Ordine Disordine Contrordine

Ordine Disordine Contrordine

Questo articolo è stato gentilmente concesso dalla rivista Bioarchitettura, ed è pubblicato sul numero 55.

L’approccio scientifico che nell’architettura attuale si traduce in un tecnicismo antiumano, si sforza di assumere come riferimento ordinatore la media statistica dei bisogni, in maniera da poter dare risposte standardizzate; è un controsenso che opprime la ricchezza degli essere umani e disperde la complessità della società. Quando “l’Ordine regna” diventa possibile mercificare il Pianeta attraverso la tecnologia e distruggerlo.

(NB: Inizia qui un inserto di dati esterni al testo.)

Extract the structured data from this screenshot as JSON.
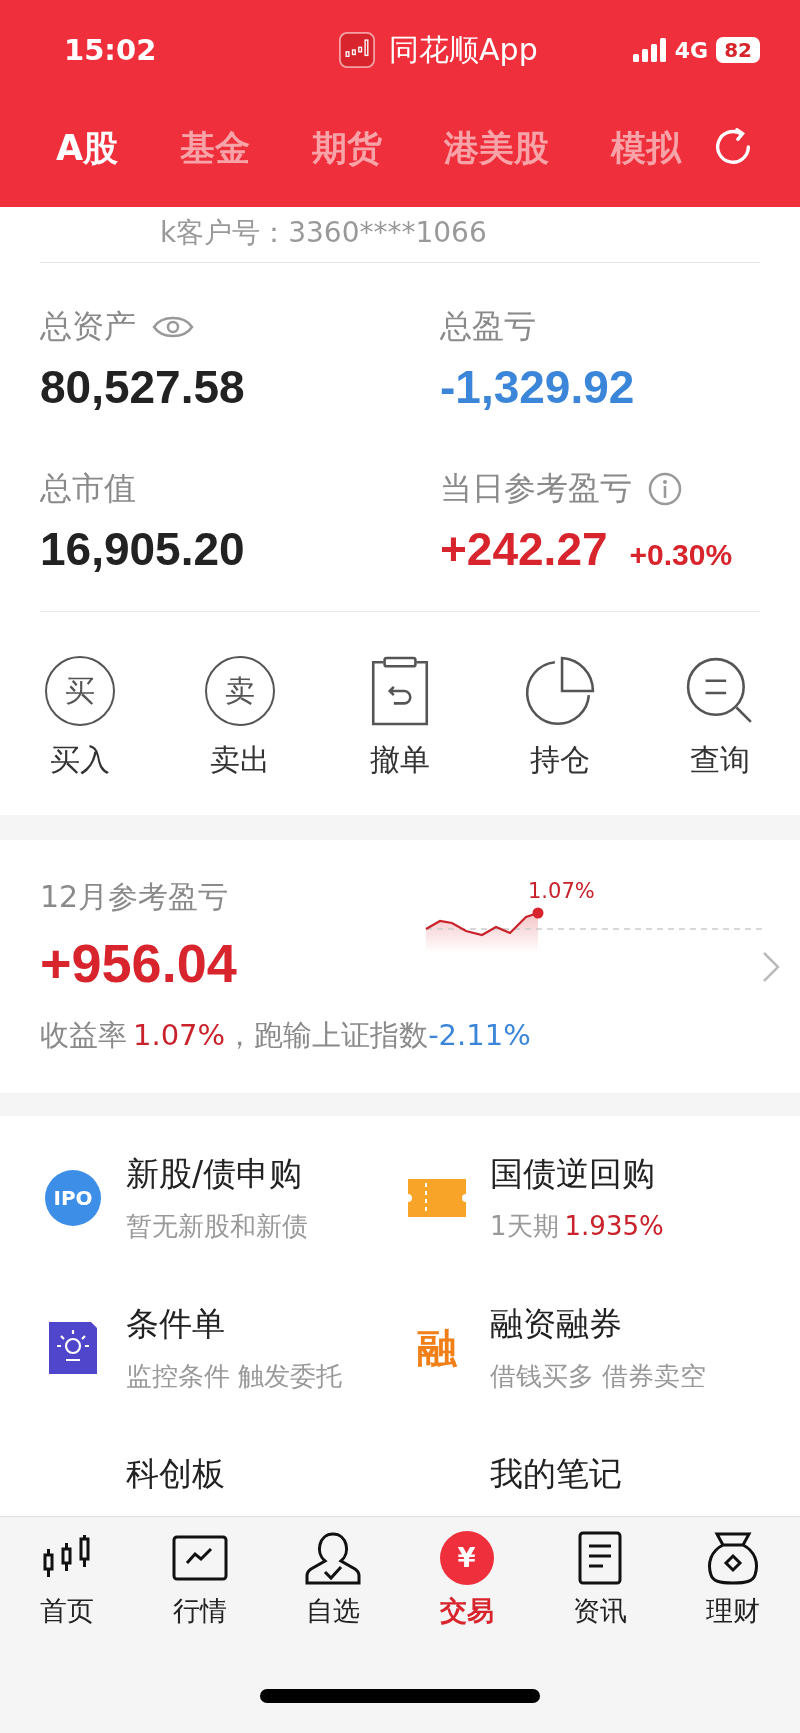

L’ordine monopolizza il potere decisionale e struttura in gerarchie. Applicato all’urbanistica e all’architettura diventa avversario dell’umanesimo e dell’ospitalità e consente di mantenersi indifferenti ai disastri portati dall’inquinamento e dallo spreco. Non è un caso che l’Ordine sia sempre e solo singolare; più ordini confliggono e questo fa istantaneamente disordine.

Ne consegue che è il disordine a essere diventato il naturale rappresentante della gente. Disordine è un mondo di contraddizioni, creatività, aspirazioni, culture sottilmente differenziate che si combinano attraverso la relazione. Ma la sussidiarietà (che era la salute e la legge non scritta della società) è stata soffocata, l’ospitalità (che era la sua sola vocazione) cancellata. L’urbanismo e l’architettura, moderni, artificiosi e aggressivi, sono diventati avversari dell’umanesimo e dell’ospitalità (René Schérer). Dopo i primi periodi creativi, l’Architettura Moderna ha generato forme criminogene: le ribellioni delle periferie francesi insegnano.

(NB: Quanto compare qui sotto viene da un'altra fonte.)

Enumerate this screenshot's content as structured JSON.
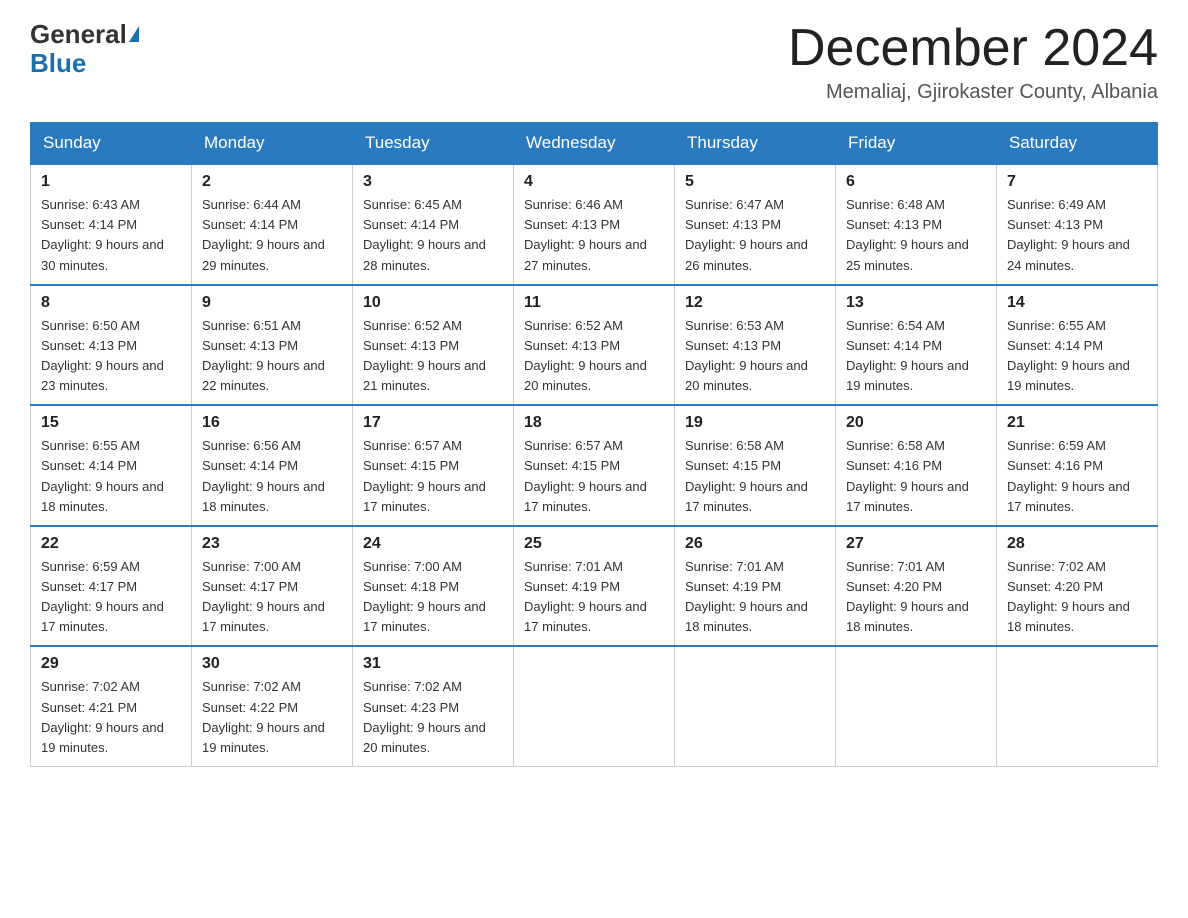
{
  "logo": {
    "general": "General",
    "blue": "Blue"
  },
  "title": {
    "month": "December 2024",
    "location": "Memaliaj, Gjirokaster County, Albania"
  },
  "weekdays": [
    "Sunday",
    "Monday",
    "Tuesday",
    "Wednesday",
    "Thursday",
    "Friday",
    "Saturday"
  ],
  "weeks": [
    [
      {
        "day": "1",
        "sunrise": "6:43 AM",
        "sunset": "4:14 PM",
        "daylight": "9 hours and 30 minutes."
      },
      {
        "day": "2",
        "sunrise": "6:44 AM",
        "sunset": "4:14 PM",
        "daylight": "9 hours and 29 minutes."
      },
      {
        "day": "3",
        "sunrise": "6:45 AM",
        "sunset": "4:14 PM",
        "daylight": "9 hours and 28 minutes."
      },
      {
        "day": "4",
        "sunrise": "6:46 AM",
        "sunset": "4:13 PM",
        "daylight": "9 hours and 27 minutes."
      },
      {
        "day": "5",
        "sunrise": "6:47 AM",
        "sunset": "4:13 PM",
        "daylight": "9 hours and 26 minutes."
      },
      {
        "day": "6",
        "sunrise": "6:48 AM",
        "sunset": "4:13 PM",
        "daylight": "9 hours and 25 minutes."
      },
      {
        "day": "7",
        "sunrise": "6:49 AM",
        "sunset": "4:13 PM",
        "daylight": "9 hours and 24 minutes."
      }
    ],
    [
      {
        "day": "8",
        "sunrise": "6:50 AM",
        "sunset": "4:13 PM",
        "daylight": "9 hours and 23 minutes."
      },
      {
        "day": "9",
        "sunrise": "6:51 AM",
        "sunset": "4:13 PM",
        "daylight": "9 hours and 22 minutes."
      },
      {
        "day": "10",
        "sunrise": "6:52 AM",
        "sunset": "4:13 PM",
        "daylight": "9 hours and 21 minutes."
      },
      {
        "day": "11",
        "sunrise": "6:52 AM",
        "sunset": "4:13 PM",
        "daylight": "9 hours and 20 minutes."
      },
      {
        "day": "12",
        "sunrise": "6:53 AM",
        "sunset": "4:13 PM",
        "daylight": "9 hours and 20 minutes."
      },
      {
        "day": "13",
        "sunrise": "6:54 AM",
        "sunset": "4:14 PM",
        "daylight": "9 hours and 19 minutes."
      },
      {
        "day": "14",
        "sunrise": "6:55 AM",
        "sunset": "4:14 PM",
        "daylight": "9 hours and 19 minutes."
      }
    ],
    [
      {
        "day": "15",
        "sunrise": "6:55 AM",
        "sunset": "4:14 PM",
        "daylight": "9 hours and 18 minutes."
      },
      {
        "day": "16",
        "sunrise": "6:56 AM",
        "sunset": "4:14 PM",
        "daylight": "9 hours and 18 minutes."
      },
      {
        "day": "17",
        "sunrise": "6:57 AM",
        "sunset": "4:15 PM",
        "daylight": "9 hours and 17 minutes."
      },
      {
        "day": "18",
        "sunrise": "6:57 AM",
        "sunset": "4:15 PM",
        "daylight": "9 hours and 17 minutes."
      },
      {
        "day": "19",
        "sunrise": "6:58 AM",
        "sunset": "4:15 PM",
        "daylight": "9 hours and 17 minutes."
      },
      {
        "day": "20",
        "sunrise": "6:58 AM",
        "sunset": "4:16 PM",
        "daylight": "9 hours and 17 minutes."
      },
      {
        "day": "21",
        "sunrise": "6:59 AM",
        "sunset": "4:16 PM",
        "daylight": "9 hours and 17 minutes."
      }
    ],
    [
      {
        "day": "22",
        "sunrise": "6:59 AM",
        "sunset": "4:17 PM",
        "daylight": "9 hours and 17 minutes."
      },
      {
        "day": "23",
        "sunrise": "7:00 AM",
        "sunset": "4:17 PM",
        "daylight": "9 hours and 17 minutes."
      },
      {
        "day": "24",
        "sunrise": "7:00 AM",
        "sunset": "4:18 PM",
        "daylight": "9 hours and 17 minutes."
      },
      {
        "day": "25",
        "sunrise": "7:01 AM",
        "sunset": "4:19 PM",
        "daylight": "9 hours and 17 minutes."
      },
      {
        "day": "26",
        "sunrise": "7:01 AM",
        "sunset": "4:19 PM",
        "daylight": "9 hours and 18 minutes."
      },
      {
        "day": "27",
        "sunrise": "7:01 AM",
        "sunset": "4:20 PM",
        "daylight": "9 hours and 18 minutes."
      },
      {
        "day": "28",
        "sunrise": "7:02 AM",
        "sunset": "4:20 PM",
        "daylight": "9 hours and 18 minutes."
      }
    ],
    [
      {
        "day": "29",
        "sunrise": "7:02 AM",
        "sunset": "4:21 PM",
        "daylight": "9 hours and 19 minutes."
      },
      {
        "day": "30",
        "sunrise": "7:02 AM",
        "sunset": "4:22 PM",
        "daylight": "9 hours and 19 minutes."
      },
      {
        "day": "31",
        "sunrise": "7:02 AM",
        "sunset": "4:23 PM",
        "daylight": "9 hours and 20 minutes."
      },
      null,
      null,
      null,
      null
    ]
  ]
}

A Clichy-sous-Bois sono state distrutte 10.000 macchine e nessuno (polizia, giustizia, psico-sociologi, politici, urbanisti) ha ancora scoperto con cosa, come e perché. Si sa solo che tutto ciò ha coinvolto esclusivamente i “grandi insiemi” prefabbricati. Nulla è successo poco più in là, dove la forma dello spazio ha mantenuto un minimo di spontaneità e di adattabilità. Abbiamo dunque disordini violenti e distruttivi (ma sempre portatori di significato) ed altri costruttivi, vivi, creativi ed indispensabili. Questo ovviamente non ha niente a che vedere con lo stile decostruttivista, che si limita a scomporre un oggetto in maniera illogica per dimostrare l’abilità ludico-progettuale dell’ideatore.

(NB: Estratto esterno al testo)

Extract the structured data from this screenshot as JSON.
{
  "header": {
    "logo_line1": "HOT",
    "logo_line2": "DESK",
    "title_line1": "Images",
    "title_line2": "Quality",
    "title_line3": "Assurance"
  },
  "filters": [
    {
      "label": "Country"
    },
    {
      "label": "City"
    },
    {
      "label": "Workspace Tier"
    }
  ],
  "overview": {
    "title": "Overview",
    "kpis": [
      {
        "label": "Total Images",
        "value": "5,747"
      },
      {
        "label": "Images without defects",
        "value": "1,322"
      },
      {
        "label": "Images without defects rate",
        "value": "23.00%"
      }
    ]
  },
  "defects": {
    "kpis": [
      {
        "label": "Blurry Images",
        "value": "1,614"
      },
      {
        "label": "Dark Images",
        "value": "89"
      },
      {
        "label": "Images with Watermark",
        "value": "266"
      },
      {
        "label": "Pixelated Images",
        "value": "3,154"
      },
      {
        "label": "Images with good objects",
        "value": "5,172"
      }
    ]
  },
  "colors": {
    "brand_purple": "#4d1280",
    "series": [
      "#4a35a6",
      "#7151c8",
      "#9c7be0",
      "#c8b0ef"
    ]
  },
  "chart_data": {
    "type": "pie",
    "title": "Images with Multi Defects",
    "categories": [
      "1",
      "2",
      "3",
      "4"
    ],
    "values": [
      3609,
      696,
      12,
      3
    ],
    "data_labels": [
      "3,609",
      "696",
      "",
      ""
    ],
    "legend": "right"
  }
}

Quello che bisogna de-costruire è invece l’approccio al progetto da parte degli architetti, che ha bisogno di essere reimpostato orientandolo verso obiettivi umani. Capita ad esempio che, in modo pacifico, comitati di quartiere si debbano interrogarsi su progetti impropri. Difficilmente riescono ad ottenere dall’Autorità una cooperazione sincera e duratura, finalizzata ad un progetto comune pacifico. Per cui l’unica, triste vittoria possibile da parte della gente diventa “uccidere il progetto”. Come risolvere? ecologia, cooperazione, decrescita sostenibile, architettura organica capace di attuare relazioni più responsabili e dirette tra uomo e natura, nuova densità, conurbazione calibrata sui gesti degli abitanti, multiculturalità, trasformabilità, complessità, ecc. Dobbiamo intenderci.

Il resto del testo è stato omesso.